Alors, « qui d’entre nous ne voudrait s’échapper de cette prison ? » Les deux derniers siècles de l’histoire de la Russie répondent à la question : Pouchkine le voulait mais il n’a pas été autorisé de partir ; Tourgueniev, Gogol, Gontcharov, Fonvizine, Dostoïevski, Gorki, Ehrenbourg, Maïakovski, Essenine ont réussie à respirer l’air de la liberté européenne… Mais j’ai promis de ne pas m’attarder dans l’histoire, passons au présent. « J’ai emporté la Russie. Apologie de l’émigration russe » : c’est ainsi que s’intitulent les mémoires de Roman Goul publiées en 1981. Combien sont-ils à avoir emporté la Russie avec eux, parmi tous ceux qui ont été expulsés de l’Union soviétique au cours de ces années-là, ou qui l’ont fuie eux-mêmes à la première occasion : la fille de Staline, Svetlana Allilouïeva, mais aussi Rudolf Noureev, Lioudmila Beloussova et Oleg Protopopov, Galina Vichnevskaïa et Mstislav Rostropovitch, Ernst Neizvestny, Viktor Korchtnoï, Maxime Chostakovitch (le fils de Dmitri), Andreï Tarkovski, Youri Lioubimov, Alexandre Zinoviev, Alexandre Godounov, Saveli Kramarov, Mikhail Alexandrovitch, Alexandre Galitch, Alexandre Soljenitsyne, Joseph Brodski, Vassili Axionov, Vladimir Maximov, Sergueï Dovlatov, et des centaines d’autres, et même des milliers d’autres si l’on compte l’émigration juive. Pendant ce temps-là, des « dissidents » étaient exilés, internés dans des camps et des asiles psychiatriques : l’académicien Sakharov, le général Grigorenko, Vladimir Boukovski, Roy Medvedev, Igor Chafarevitch, Anatoli Krasnov-Levitine, Gleb Yakounine, Youri Orlov, Alexandre Guinzbourg, Alex Mourjenko, Natalia Gorbanevskaïa… Selon le KGB, il y avait « 8,5 millions d’individus potentiellement hostiles en URSS ».

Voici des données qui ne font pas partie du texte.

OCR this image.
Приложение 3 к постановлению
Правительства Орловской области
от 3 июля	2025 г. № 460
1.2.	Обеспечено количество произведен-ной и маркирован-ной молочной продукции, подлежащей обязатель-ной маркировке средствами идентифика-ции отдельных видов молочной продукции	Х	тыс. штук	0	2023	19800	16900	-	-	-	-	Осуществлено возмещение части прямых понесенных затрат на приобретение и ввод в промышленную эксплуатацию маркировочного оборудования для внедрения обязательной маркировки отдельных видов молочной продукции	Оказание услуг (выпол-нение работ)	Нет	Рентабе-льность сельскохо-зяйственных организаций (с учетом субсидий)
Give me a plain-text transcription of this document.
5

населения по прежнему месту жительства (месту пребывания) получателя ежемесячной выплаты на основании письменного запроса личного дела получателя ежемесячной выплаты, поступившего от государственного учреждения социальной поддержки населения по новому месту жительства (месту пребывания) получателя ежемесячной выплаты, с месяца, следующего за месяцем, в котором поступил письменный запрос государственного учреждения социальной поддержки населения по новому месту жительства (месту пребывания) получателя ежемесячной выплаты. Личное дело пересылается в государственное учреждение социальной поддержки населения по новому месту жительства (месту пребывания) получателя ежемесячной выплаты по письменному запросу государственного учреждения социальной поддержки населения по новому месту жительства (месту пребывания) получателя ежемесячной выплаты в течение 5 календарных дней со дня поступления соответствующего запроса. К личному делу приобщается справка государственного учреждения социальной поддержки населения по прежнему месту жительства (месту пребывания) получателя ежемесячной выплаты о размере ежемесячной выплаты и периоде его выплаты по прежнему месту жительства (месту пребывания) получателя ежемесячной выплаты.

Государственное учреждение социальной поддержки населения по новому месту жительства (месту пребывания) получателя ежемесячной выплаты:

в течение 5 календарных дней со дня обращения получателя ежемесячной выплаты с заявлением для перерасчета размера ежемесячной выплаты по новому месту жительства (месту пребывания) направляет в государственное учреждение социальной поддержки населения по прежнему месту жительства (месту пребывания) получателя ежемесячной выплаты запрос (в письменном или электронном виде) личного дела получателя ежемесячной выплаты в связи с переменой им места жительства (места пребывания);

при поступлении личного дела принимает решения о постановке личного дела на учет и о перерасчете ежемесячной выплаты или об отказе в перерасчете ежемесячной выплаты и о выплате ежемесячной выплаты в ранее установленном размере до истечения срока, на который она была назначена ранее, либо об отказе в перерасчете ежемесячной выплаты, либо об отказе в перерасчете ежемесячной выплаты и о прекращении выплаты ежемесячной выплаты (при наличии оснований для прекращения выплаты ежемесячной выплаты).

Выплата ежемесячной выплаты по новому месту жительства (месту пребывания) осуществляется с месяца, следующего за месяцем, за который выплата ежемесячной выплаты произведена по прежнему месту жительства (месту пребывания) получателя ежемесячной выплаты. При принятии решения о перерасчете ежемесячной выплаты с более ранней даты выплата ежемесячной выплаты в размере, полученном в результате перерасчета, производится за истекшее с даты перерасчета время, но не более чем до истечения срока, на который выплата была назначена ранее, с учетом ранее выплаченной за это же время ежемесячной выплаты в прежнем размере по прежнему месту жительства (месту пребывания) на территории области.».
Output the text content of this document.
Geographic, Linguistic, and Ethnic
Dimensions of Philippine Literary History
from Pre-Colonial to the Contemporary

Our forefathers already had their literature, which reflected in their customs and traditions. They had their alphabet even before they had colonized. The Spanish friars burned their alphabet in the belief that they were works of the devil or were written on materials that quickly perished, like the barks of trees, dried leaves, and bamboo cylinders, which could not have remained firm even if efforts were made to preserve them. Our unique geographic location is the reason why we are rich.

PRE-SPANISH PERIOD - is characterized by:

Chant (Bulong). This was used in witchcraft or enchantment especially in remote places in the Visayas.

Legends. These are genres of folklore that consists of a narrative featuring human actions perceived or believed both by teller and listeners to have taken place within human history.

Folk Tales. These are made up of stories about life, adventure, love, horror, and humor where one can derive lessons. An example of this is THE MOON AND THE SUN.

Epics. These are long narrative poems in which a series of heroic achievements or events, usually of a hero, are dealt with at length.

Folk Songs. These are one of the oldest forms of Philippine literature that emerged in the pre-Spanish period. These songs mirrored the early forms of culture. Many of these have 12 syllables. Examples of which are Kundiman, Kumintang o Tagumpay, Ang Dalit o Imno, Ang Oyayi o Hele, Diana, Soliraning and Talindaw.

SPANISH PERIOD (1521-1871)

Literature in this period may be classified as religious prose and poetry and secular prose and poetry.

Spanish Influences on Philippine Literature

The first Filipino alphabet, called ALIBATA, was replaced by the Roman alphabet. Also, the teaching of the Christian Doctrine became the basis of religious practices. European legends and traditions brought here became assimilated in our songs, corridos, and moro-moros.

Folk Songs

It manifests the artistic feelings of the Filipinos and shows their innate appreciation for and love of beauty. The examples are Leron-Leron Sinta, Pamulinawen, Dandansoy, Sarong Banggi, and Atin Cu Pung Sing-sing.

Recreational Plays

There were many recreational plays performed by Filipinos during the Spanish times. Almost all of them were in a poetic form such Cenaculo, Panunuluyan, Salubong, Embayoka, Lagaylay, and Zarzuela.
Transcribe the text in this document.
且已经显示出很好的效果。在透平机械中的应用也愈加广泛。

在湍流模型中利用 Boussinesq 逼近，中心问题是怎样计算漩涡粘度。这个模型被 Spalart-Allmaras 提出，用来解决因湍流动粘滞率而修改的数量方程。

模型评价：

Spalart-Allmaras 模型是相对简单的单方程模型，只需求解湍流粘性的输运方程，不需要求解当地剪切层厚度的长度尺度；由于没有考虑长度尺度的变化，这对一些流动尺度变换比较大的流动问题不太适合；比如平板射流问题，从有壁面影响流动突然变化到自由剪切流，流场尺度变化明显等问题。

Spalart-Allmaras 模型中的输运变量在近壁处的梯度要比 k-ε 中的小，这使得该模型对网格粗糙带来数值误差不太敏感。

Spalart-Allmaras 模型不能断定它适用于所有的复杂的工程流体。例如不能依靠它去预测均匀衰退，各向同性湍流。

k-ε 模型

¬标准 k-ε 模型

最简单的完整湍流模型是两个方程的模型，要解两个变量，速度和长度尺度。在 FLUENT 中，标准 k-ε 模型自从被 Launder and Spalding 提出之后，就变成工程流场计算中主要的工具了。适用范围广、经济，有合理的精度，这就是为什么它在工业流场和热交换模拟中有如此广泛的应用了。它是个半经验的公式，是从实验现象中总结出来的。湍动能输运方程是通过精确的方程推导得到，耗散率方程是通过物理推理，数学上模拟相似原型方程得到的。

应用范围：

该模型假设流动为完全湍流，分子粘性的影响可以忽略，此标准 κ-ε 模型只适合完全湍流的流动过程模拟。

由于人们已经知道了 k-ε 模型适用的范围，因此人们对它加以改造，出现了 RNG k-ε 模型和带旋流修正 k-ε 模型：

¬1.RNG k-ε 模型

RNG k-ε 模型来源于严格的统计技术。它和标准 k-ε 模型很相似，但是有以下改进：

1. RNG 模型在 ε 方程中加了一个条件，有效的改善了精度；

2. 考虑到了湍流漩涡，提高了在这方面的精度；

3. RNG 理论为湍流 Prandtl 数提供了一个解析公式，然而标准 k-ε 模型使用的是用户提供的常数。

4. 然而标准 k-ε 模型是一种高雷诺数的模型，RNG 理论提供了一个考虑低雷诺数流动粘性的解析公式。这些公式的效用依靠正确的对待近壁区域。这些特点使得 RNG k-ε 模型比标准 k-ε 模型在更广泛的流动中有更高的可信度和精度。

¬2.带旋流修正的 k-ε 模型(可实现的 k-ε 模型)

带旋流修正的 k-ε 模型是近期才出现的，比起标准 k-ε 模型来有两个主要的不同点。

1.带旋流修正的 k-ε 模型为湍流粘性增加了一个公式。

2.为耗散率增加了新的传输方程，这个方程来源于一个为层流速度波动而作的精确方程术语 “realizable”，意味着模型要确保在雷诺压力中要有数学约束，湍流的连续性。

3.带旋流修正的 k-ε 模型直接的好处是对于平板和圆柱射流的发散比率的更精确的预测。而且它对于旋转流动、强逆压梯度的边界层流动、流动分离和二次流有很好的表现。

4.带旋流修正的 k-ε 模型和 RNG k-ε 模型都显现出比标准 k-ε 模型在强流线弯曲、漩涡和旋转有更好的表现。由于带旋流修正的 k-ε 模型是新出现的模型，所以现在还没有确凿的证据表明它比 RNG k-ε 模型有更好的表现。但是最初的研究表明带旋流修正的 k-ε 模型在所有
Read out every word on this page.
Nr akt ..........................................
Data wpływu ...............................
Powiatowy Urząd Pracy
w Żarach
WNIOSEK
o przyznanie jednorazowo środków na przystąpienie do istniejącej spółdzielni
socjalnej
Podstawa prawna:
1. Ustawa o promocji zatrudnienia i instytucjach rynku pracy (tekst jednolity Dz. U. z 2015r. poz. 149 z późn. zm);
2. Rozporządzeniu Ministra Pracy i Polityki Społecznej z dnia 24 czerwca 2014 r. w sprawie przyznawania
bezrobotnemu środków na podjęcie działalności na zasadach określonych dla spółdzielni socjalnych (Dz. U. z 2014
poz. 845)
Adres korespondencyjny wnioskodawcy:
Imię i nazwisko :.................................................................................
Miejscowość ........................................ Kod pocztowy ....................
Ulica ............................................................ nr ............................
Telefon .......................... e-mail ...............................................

Mais si vous extirpez les meilleurs éléments d’une nation pendant des siècles, que reste-t-il à la fin ? Des bons à rien. « Vous n’avez aucune idée de la quantité de déchets humains que nous avons accumulés au fil de tous les siècles durant lesquels nous avons exterminé les meilleurs individus, alors que survivaient surtout les opportunistes de piètre envergure, les mouchards, les bourreaux et les oppresseurs », écrivait Ivan Efremov, lauréat du prix Staline, dans son roman L’heure du taureau (L’Age d’Homme, 1990). Selon l’un des écrivains moscovites contemporains, aujourd’hui, 25 % de la population russe serait libérale, 25 % serait composée de « patriotes » pro-Poutine, les 50 % restants constituant un marécage. Je pense que parmi le premier quart, presque tous les gens épris de culture qui le pouvaient ont déjà quitté la Russie. Seule la pire engeance peut faire ce que font aujourd’hui les envahisseurs russes à Boutcha, Marioupol, Kharkov, et partout en Ukraine. « Le principal trait du caractère national russe est la cruauté, et cette cruauté est sadique. Je ne parle pas d’accès ponctuels de cruauté, mais de la psyché, de l’âme du peuple. J’ai consulté les archives d’un tribunal portant sur la période 1901-1910 et j’ai été atterré par la quantité de mauvais traitements incroyables infligés aux gens… En 1917-1919, des paysans ont enterré des gardes rouges qu’ils avaient fait prisonniers la tête en bas si profondément que leurs jambes sortaient du sol, puis ils ont ri en les voyant tressauter. Ou bien l’on clouait le bras et la jambe d’un homme en haut d’un arbre et l’on jouissait des tourments de la victime. Des gardes rouges ont dépecé vivants des prisonniers contre-révolutionnaires partisans de Denikine, leur ont enfoncé des clous dans la tête, leur ont tranché le haut des épaules comme si c’était des épaulettes d’officiers » (Maxime Gorki, 1922).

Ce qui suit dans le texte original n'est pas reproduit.